Il romanzo, pur conservando una base realistica, è carico di metafore che alludono a qualcosa di incalzante, sembra dirci qualcosa di più profondo riguardo alla realtà, qualcosa che ha a che fare col ricorso a una simbologia e una presa di coscienza che spesso non risiede nelle cose concrete ma in una sorta di intuizione, perché i personaggi del romanzo, come tutti noi, sono naturalmente inclini a eludere la possibilità della guerra.
C’è una narrazione che vuole la Jugoslavia di prima della guerra come un mosaico etnico religioso e culturale armonico, una diversità formata da secoli di dominazioni che hanno però dato origine a una convivenza pacifica. Eppure questo equilibrio viene stravolto improvvisamente dai nazionalismi, a dimostrare che la fratellanza e l’unità sono forse state soltanto un’utopia. Colpisce che l’identità del prima non si connoti attraverso la religione, penso a Merima e la sua famiglia socialista e musulmana, eppure sono proprio i nazionalismi e i fondamentalismi religiosi a minarne l’equilibrio.
Nene prende coscienza di essere un artista proprio nel momento in cui la guerra incombe: le urgenze (come quella espressiva) nascono quando siamo in procinto di perdere qualcosa. E così inizia a collezionare ricordi, testimonianze, convinto che un giorno potrà restituire la storia del luogo.

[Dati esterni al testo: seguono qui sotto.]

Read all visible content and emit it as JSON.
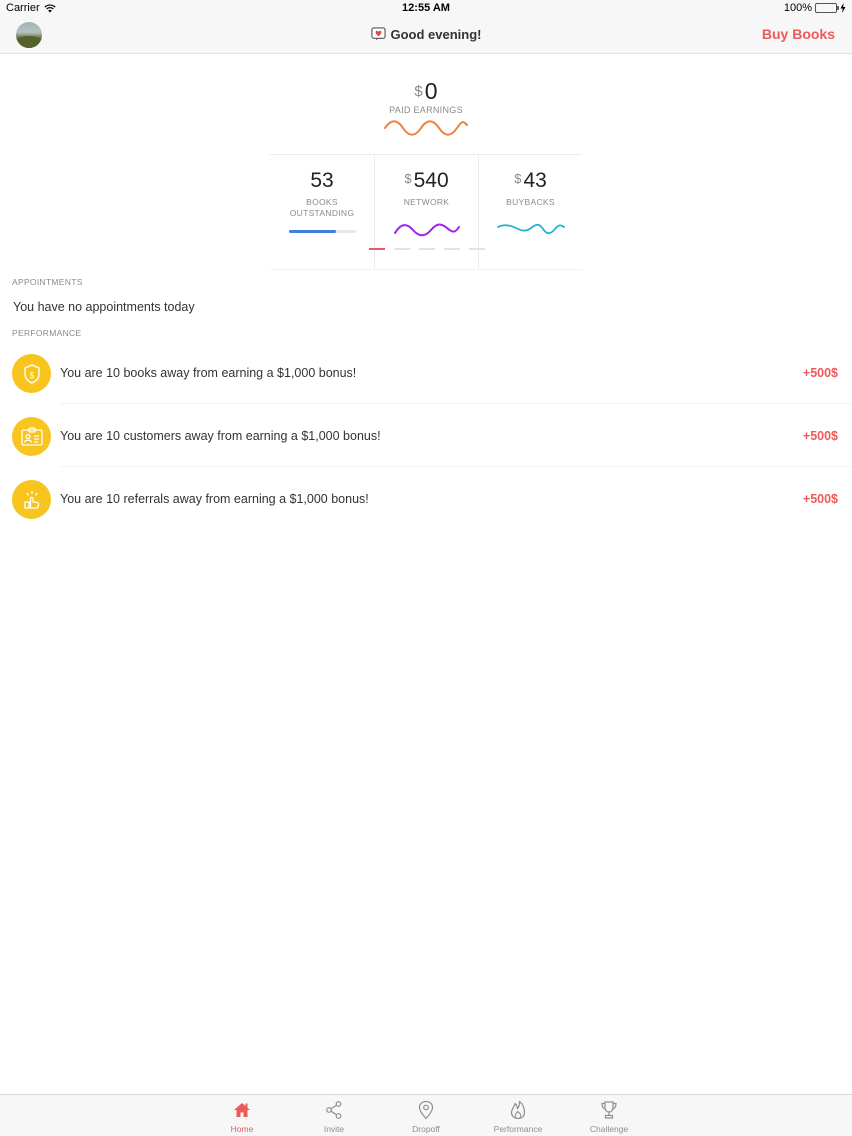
{
  "status_bar": {
    "carrier": "Carrier",
    "time": "12:55 AM",
    "battery": "100%"
  },
  "nav": {
    "greeting": "Good evening!",
    "buy_books": "Buy Books",
    "avatar_icon": "user-avatar-photo",
    "greeting_icon": "chat-heart-icon"
  },
  "earnings": {
    "paid": {
      "currency": "$",
      "value": "0",
      "label": "PAID EARNINGS",
      "color": "#f07f3c"
    },
    "stats": [
      {
        "currency": "",
        "value": "53",
        "label": "BOOKS OUTSTANDING",
        "progress": 0.7,
        "color": "#3d7fd9"
      },
      {
        "currency": "$",
        "value": "540",
        "label": "NETWORK",
        "color": "#a020f0"
      },
      {
        "currency": "$",
        "value": "43",
        "label": "BUYBACKS",
        "color": "#1fb3c9"
      }
    ],
    "pager": {
      "pages": 5,
      "active": 0
    }
  },
  "appointments": {
    "header": "APPOINTMENTS",
    "empty_text": "You have no appointments today"
  },
  "performance": {
    "header": "PERFORMANCE",
    "badge_color": "#f7c51e",
    "accent": "#ec5a5a",
    "items": [
      {
        "icon": "shield-dollar-icon",
        "text": "You are 10 books away from earning a $1,000 bonus!",
        "bonus": "+500$"
      },
      {
        "icon": "id-card-icon",
        "text": "You are 10 customers away from earning a $1,000 bonus!",
        "bonus": "+500$"
      },
      {
        "icon": "hand-tap-icon",
        "text": "You are 10 referrals away from earning a $1,000 bonus!",
        "bonus": "+500$"
      }
    ]
  },
  "tabs": [
    {
      "label": "Home",
      "icon": "home-icon",
      "active": true
    },
    {
      "label": "Invite",
      "icon": "share-icon",
      "active": false
    },
    {
      "label": "Dropoff",
      "icon": "map-pin-icon",
      "active": false
    },
    {
      "label": "Performance",
      "icon": "flame-icon",
      "active": false
    },
    {
      "label": "Challenge",
      "icon": "trophy-icon",
      "active": false
    }
  ]
}
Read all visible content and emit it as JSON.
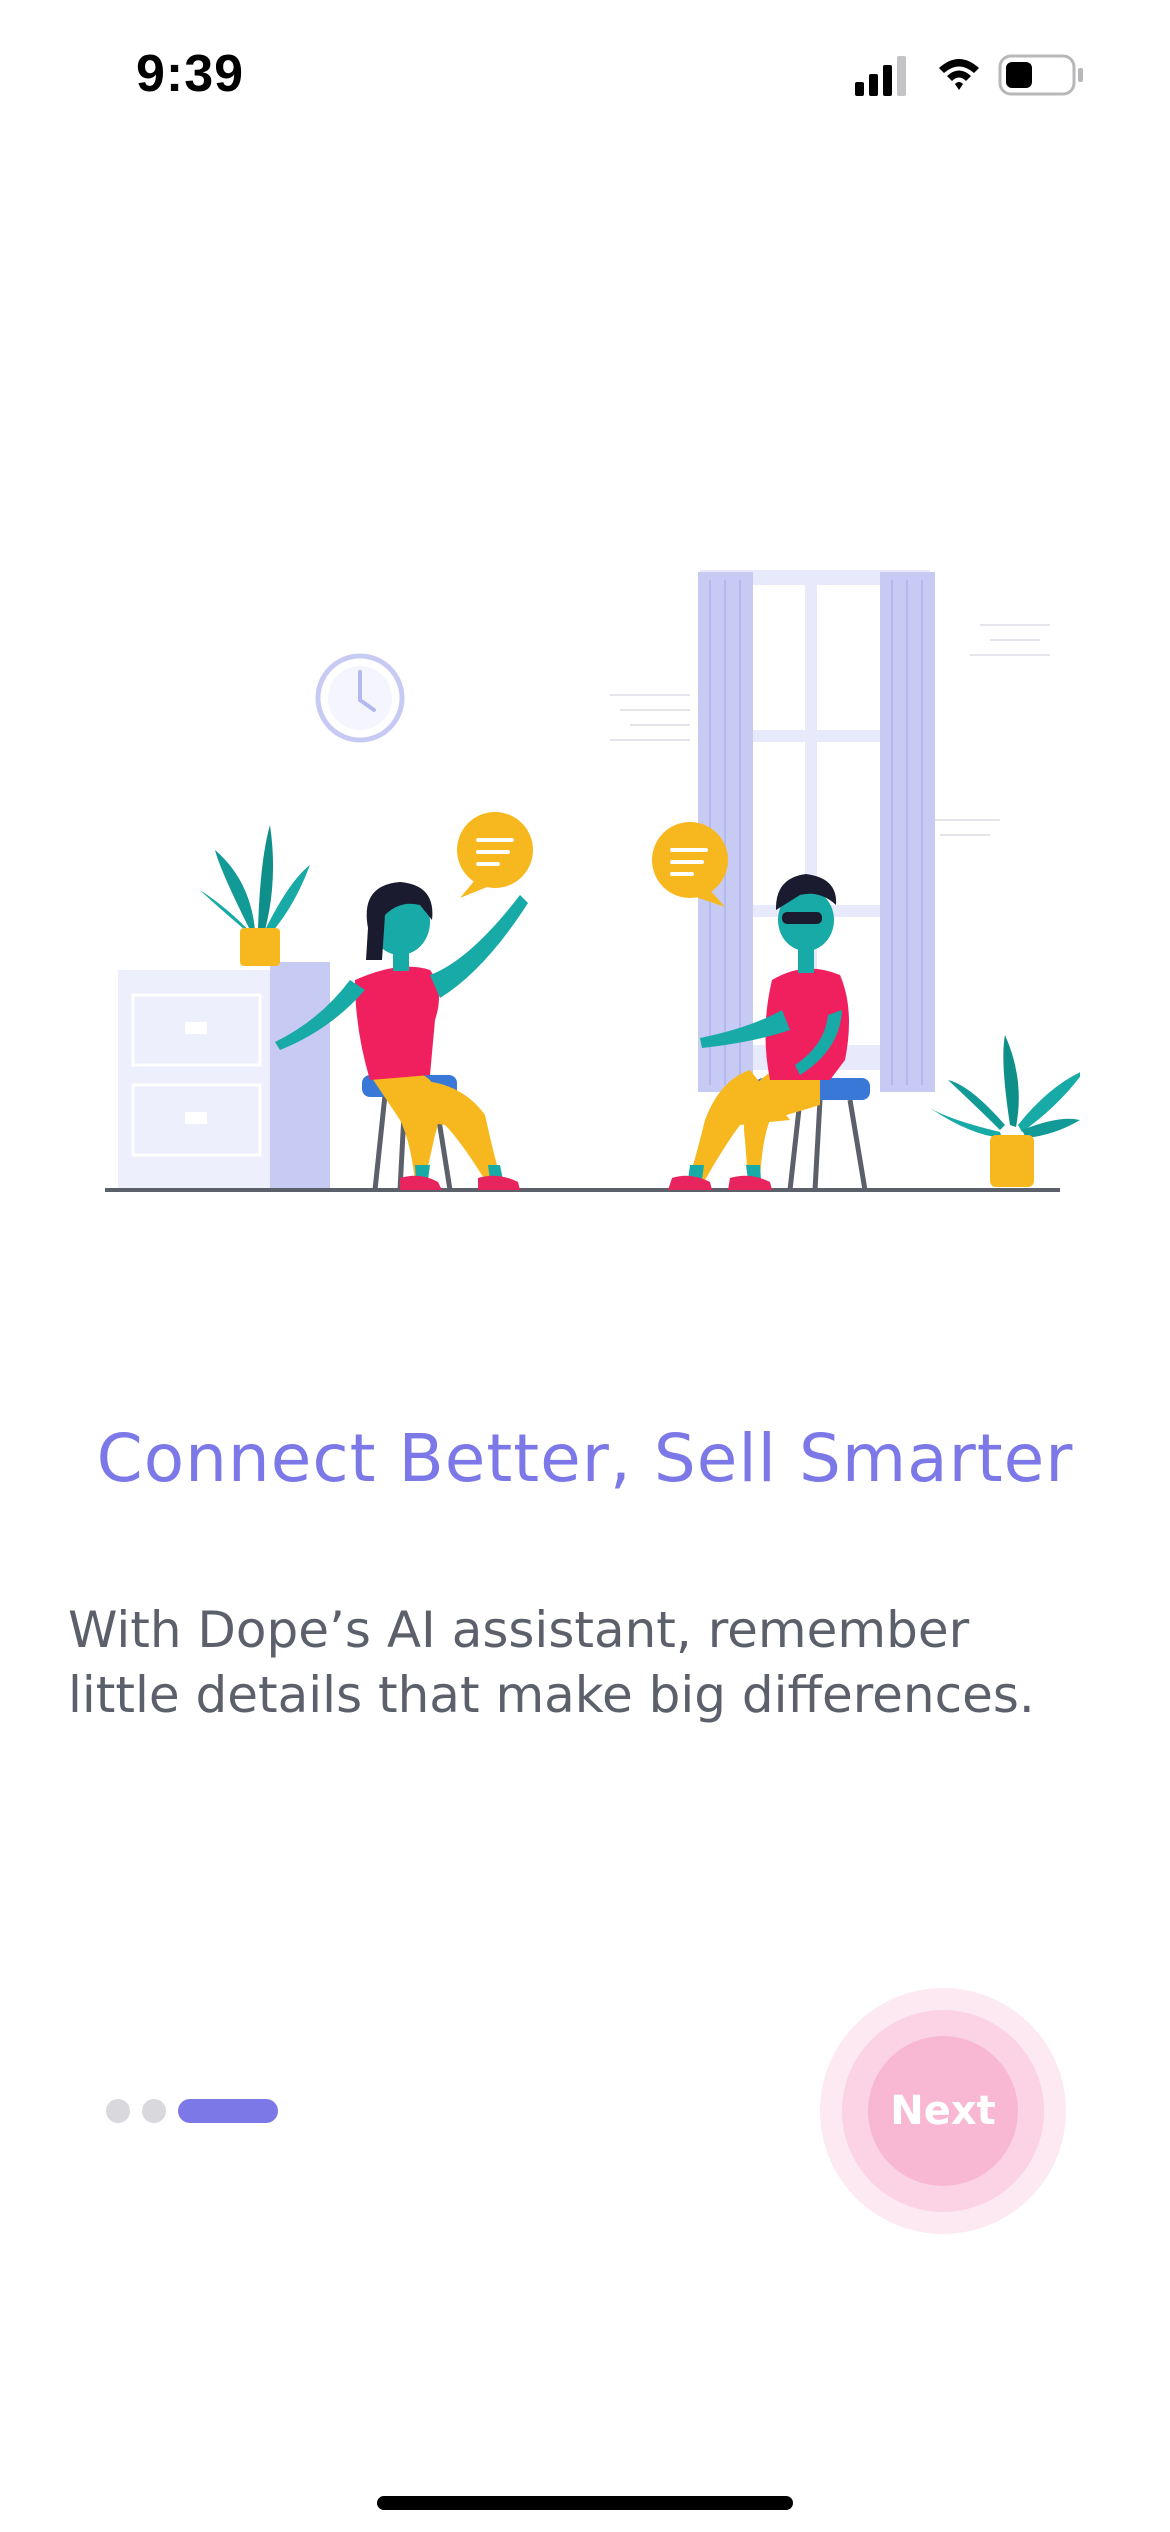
{
  "status_bar": {
    "time": "9:39",
    "icons": [
      "cellular-signal-icon",
      "wifi-icon",
      "battery-icon"
    ]
  },
  "onboarding": {
    "illustration": "two-people-talking-illustration",
    "title": "Connect Better, Sell Smarter",
    "description_lines": [
      "With Dope’s AI assistant, remember",
      "little details that make big differences."
    ],
    "pager": {
      "total": 3,
      "active_index": 2
    },
    "next_label": "Next"
  },
  "colors": {
    "accent": "#7c78e8",
    "next_button": "#f8b8d4",
    "text_body": "#5c606b"
  }
}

Sebbene lo spirito del tempo porti ad abbandonare le cose e a lasciarsi andare, a mollare, nel suo caso invece lo conduce a concretizzare un progetto. Questo fatto ci consegna l’idea che l’espressione artistica si nutra di urgenza e che la sua forza vitale non venga spezzata dalla guerra. Invece viene guardata con apprensione la presunta omosessualità di Nene e il rapporto di amicizia che ha con Eliza. Mentre la catastrofe è alle porte sembra che il pericolo più grosso sia costituito da un ragazzo che vuol fare l’artista. Per quanto siamo inclini a individuare i segnali, non sappiamo identificare da dove provengano i pericoli, tendiamo a indirizzare il nostro odio verso una difformità religiosa, etnica, etnica, di genere, mentre minacce più cupe si addensano sui nostri ultimi stralci di libertà.